Here, in response to Brooks’s implied plea, is A Modest Proposal: that some able, independent-minded women and men take up his challenge and run for seats in Congress as avowed nonpartisans. They can do this as independent candidates; even better, they can enter the primary of a major party as a frank and open nonpartisan in hopes of defeating the choice of the regular party organization and taking over the party’s line on the ballot for the general election. Chances for success have never been better: large sectors of the public are upset with the bitter partisan wrangling in Congress.

Howard Dean and John Kerry showed in 2004 that dedicated candidates can raise large sums of money, in small contributions, over the Internet; nonpartisans, using the same methods, should be able to fill war chests adequate for statewide campaigns for a Senate seat, and even more easily for a Congressional district campaign. There is every reason to believe that a very special party insurgent will attract a significant number of contributions from out-of-state, as well as from constituents.
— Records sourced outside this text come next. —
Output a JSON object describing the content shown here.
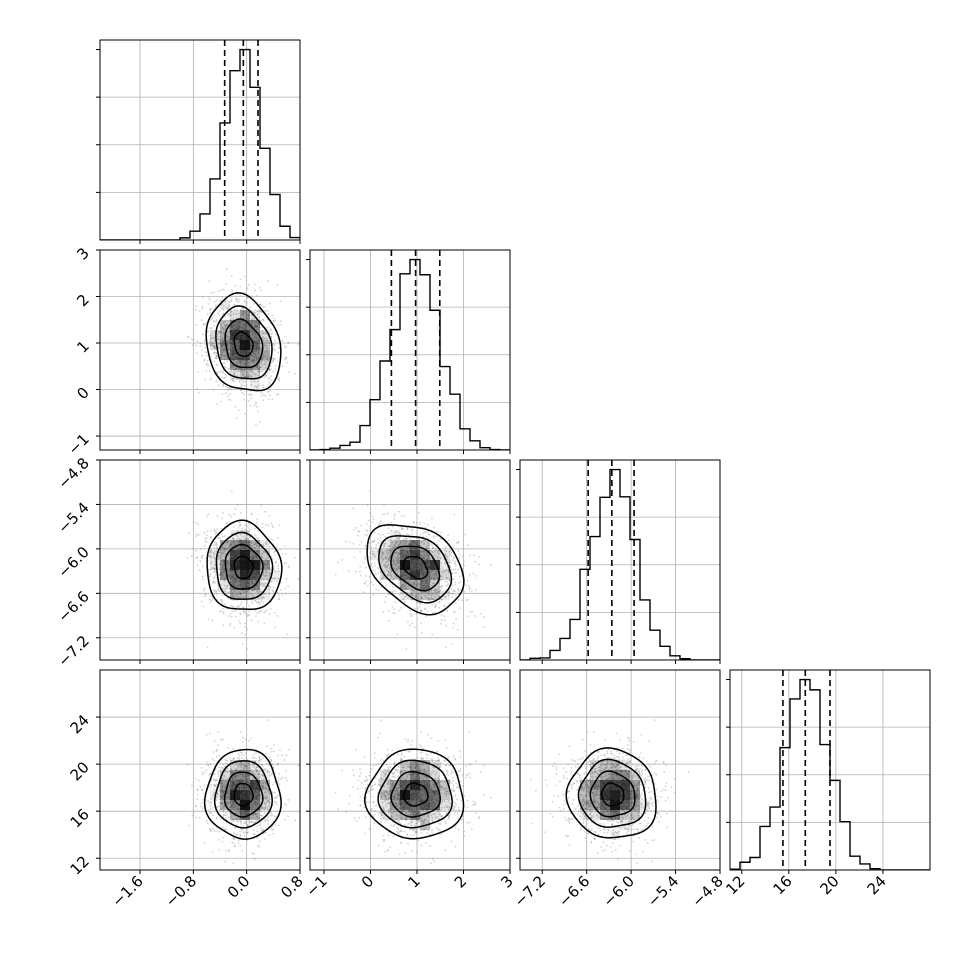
{
  "chart_data": {
    "type": "corner",
    "parameters": [
      {
        "name": "",
        "range": [
          -2.2,
          0.8
        ],
        "ticks": [
          -1.6,
          -0.8,
          0.0,
          0.8
        ],
        "tick_labels": [
          "−1.6",
          "−0.8",
          "0.0",
          "0.8"
        ],
        "mean": -0.05,
        "sigma": 0.28,
        "quantiles": [
          -0.33,
          -0.05,
          0.17
        ]
      },
      {
        "name": "",
        "range": [
          -1.3,
          3.0
        ],
        "ticks": [
          -1,
          0,
          1,
          2,
          3
        ],
        "tick_labels": [
          "−1",
          "0",
          "1",
          "2",
          "3"
        ],
        "mean": 0.97,
        "sigma": 0.52,
        "quantiles": [
          0.45,
          0.97,
          1.49
        ]
      },
      {
        "name": "",
        "range": [
          -7.5,
          -4.8
        ],
        "ticks": [
          -7.2,
          -6.6,
          -6.0,
          -5.4,
          -4.8
        ],
        "tick_labels": [
          "−7.2",
          "−6.6",
          "−6.0",
          "−5.4",
          "−4.8"
        ],
        "mean": -6.25,
        "sigma": 0.3,
        "quantiles": [
          -6.58,
          -6.26,
          -5.96
        ]
      },
      {
        "name": "",
        "range": [
          11,
          28
        ],
        "ticks": [
          12,
          16,
          20,
          24
        ],
        "tick_labels": [
          "12",
          "16",
          "20",
          "24"
        ],
        "mean": 17.4,
        "sigma": 1.9,
        "quantiles": [
          15.5,
          17.4,
          19.5
        ]
      }
    ],
    "correlations": [
      [
        1,
        -0.18,
        -0.05,
        0.0
      ],
      [
        -0.18,
        1,
        -0.33,
        0.0
      ],
      [
        -0.05,
        -0.33,
        1,
        -0.05
      ],
      [
        0.0,
        0.0,
        -0.05,
        1
      ]
    ],
    "histogram_bins": 20,
    "contour_levels": [
      0.5,
      1.0,
      1.5,
      2.0
    ],
    "grid": true,
    "scatter_color": "#808080",
    "line_color": "#000000",
    "density_color": "#000000"
  }
}
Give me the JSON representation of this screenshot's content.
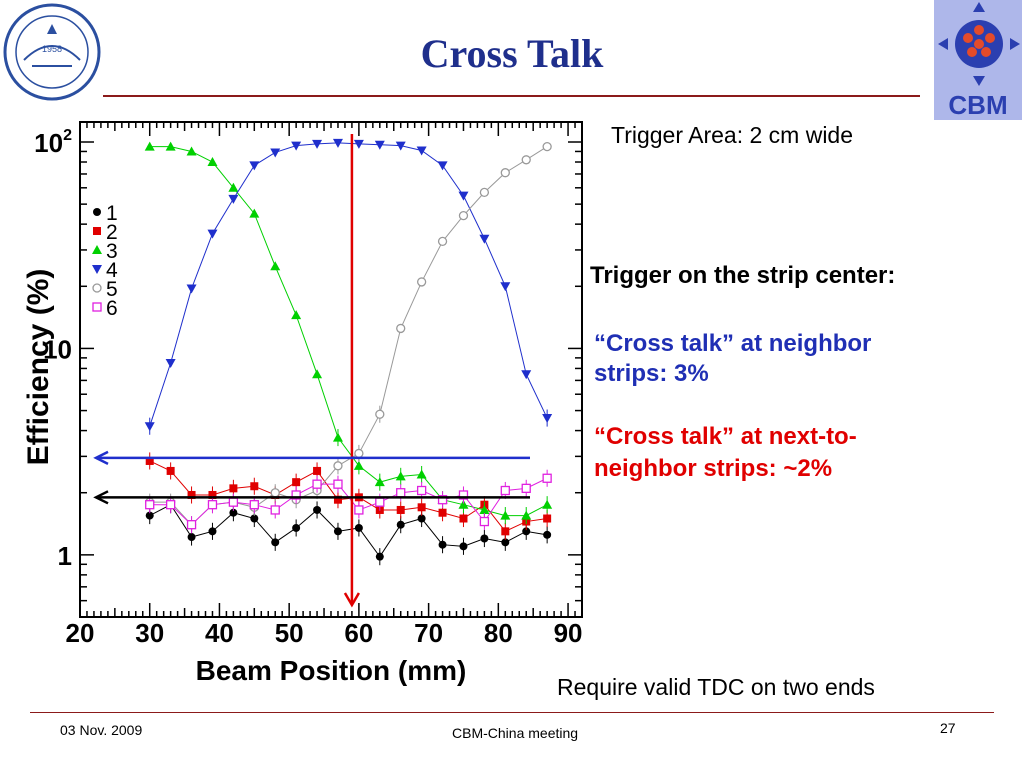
{
  "slide": {
    "title": "Cross Talk",
    "notes": {
      "trigger_area": "Trigger Area: 2 cm wide",
      "trigger_center": "Trigger on the strip center:",
      "neighbor": "“Cross talk” at neighbor strips: 3%",
      "neighbor_line1": "“Cross talk” at neighbor",
      "neighbor_line2": "strips: 3%",
      "next_neighbor": "“Cross talk” at next-to-neighbor strips: ~2%",
      "next_neighbor_line1": "“Cross talk” at next-to-",
      "next_neighbor_line2": "neighbor strips: ~2%",
      "require": "Require valid TDC on two ends"
    },
    "footer": {
      "date": "03 Nov. 2009",
      "meeting": "CBM-China meeting",
      "page": "27"
    },
    "logos": {
      "left_year": "1958",
      "right_label": "CBM"
    },
    "colors": {
      "title": "#1f2f8c",
      "neighbor_text": "#1f2fb4",
      "next_neighbor_text": "#e00000",
      "rule": "#8b1a1a"
    }
  },
  "chart_data": {
    "type": "scatter",
    "xlabel": "Beam Position (mm)",
    "ylabel": "Efficiency (%)",
    "xlim": [
      20,
      92
    ],
    "ylim": [
      0.5,
      125
    ],
    "y_scale": "log",
    "x_ticks": [
      "20",
      "30",
      "40",
      "50",
      "60",
      "70",
      "80",
      "90"
    ],
    "y_ticks": [
      {
        "value": 100,
        "label": "10^2"
      },
      {
        "value": 10,
        "label": "10"
      },
      {
        "value": 1,
        "label": "1"
      }
    ],
    "legend_position": "left",
    "x": [
      30,
      33,
      36,
      39,
      42,
      45,
      48,
      51,
      54,
      57,
      60,
      63,
      66,
      69,
      72,
      75,
      78,
      81,
      84,
      87
    ],
    "series": [
      {
        "name": "1",
        "color": "#000000",
        "marker": "circle",
        "values": [
          1.55,
          1.75,
          1.22,
          1.3,
          1.6,
          1.5,
          1.15,
          1.35,
          1.65,
          1.3,
          1.35,
          0.98,
          1.4,
          1.5,
          1.12,
          1.1,
          1.2,
          1.15,
          1.3,
          1.25
        ]
      },
      {
        "name": "2",
        "color": "#e00000",
        "marker": "square",
        "values": [
          2.85,
          2.55,
          1.95,
          1.95,
          2.1,
          2.15,
          1.95,
          2.25,
          2.55,
          1.85,
          1.9,
          1.65,
          1.65,
          1.7,
          1.6,
          1.5,
          1.75,
          1.3,
          1.45,
          1.5
        ]
      },
      {
        "name": "3",
        "color": "#00d000",
        "marker": "triangle-up",
        "values": [
          95,
          95,
          90,
          80,
          60,
          45,
          25,
          14.5,
          7.5,
          3.7,
          2.7,
          2.25,
          2.4,
          2.45,
          1.85,
          1.75,
          1.65,
          1.55,
          1.55,
          1.75
        ]
      },
      {
        "name": "4",
        "color": "#1f2fcc",
        "marker": "triangle-down",
        "values": [
          4.2,
          8.5,
          19.5,
          36,
          53,
          77,
          89,
          96,
          98,
          99,
          98,
          97,
          96,
          91,
          77,
          55,
          34,
          20,
          7.5,
          4.6
        ]
      },
      {
        "name": "5",
        "color": "#999999",
        "marker": "open-circle",
        "values": [
          1.8,
          1.8,
          1.4,
          1.75,
          1.8,
          1.7,
          2.0,
          1.85,
          2.05,
          2.7,
          3.1,
          4.8,
          12.5,
          21,
          33,
          44,
          57,
          71,
          82,
          95
        ]
      },
      {
        "name": "6",
        "color": "#e020e0",
        "marker": "open-square",
        "values": [
          1.75,
          1.75,
          1.4,
          1.75,
          1.8,
          1.75,
          1.65,
          1.95,
          2.2,
          2.2,
          1.65,
          1.8,
          2.0,
          2.05,
          1.85,
          1.95,
          1.45,
          2.05,
          2.1,
          2.35
        ]
      }
    ],
    "annotations": [
      {
        "type": "vertical-arrow",
        "x": 59,
        "color": "#e00000"
      },
      {
        "type": "horizontal-arrow",
        "y": 2.95,
        "color": "#1f2fcc"
      },
      {
        "type": "horizontal-arrow",
        "y": 1.9,
        "color": "#000000"
      }
    ]
  }
}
The 20th Century has a rich history of independent spirits in Congress. Their accomplishments against formidable odds are impressive, a history mostly unknown to , or forgotten by, recent generations. They were few in number, to be counted on the fingers of one hand: Senators Robert M. LaFollette of Wisconsin, George W. Norris of Nebraska, Burton K. Wheeler of Montana, and Wayne L. Morse of Oregon, and Representative Fiorello H. LaGuardia, who was a feisty Congressman before ever he became the iconic mayor of New York City.

Some often served in the same Congress, working together on the same issues, giving each other welcome support. Each emphatically marched to his own music. This autonomy was never more in evidence, as will be seen, in their respective reactions to the issue of war, none more agonizing for a legislator. Each, in his time, faced the issue, as to which they were all over the map. Which underscores how each followed his own understanding of issues and his conscience, free of partisan influence and pressure, or, for that matter, public opinion. Still, their constituents returned them to Congress term after term. Each, in his time, was a darling of the political cartoonists and of the press, for they were such good copy. Indeed, each entered the folklore of the country; as will be seen, each figures in recent literary or dramatic works.

It will be instructive and, one would hope, inspirational to revisit their experiences in Congress. It might even be intimidating.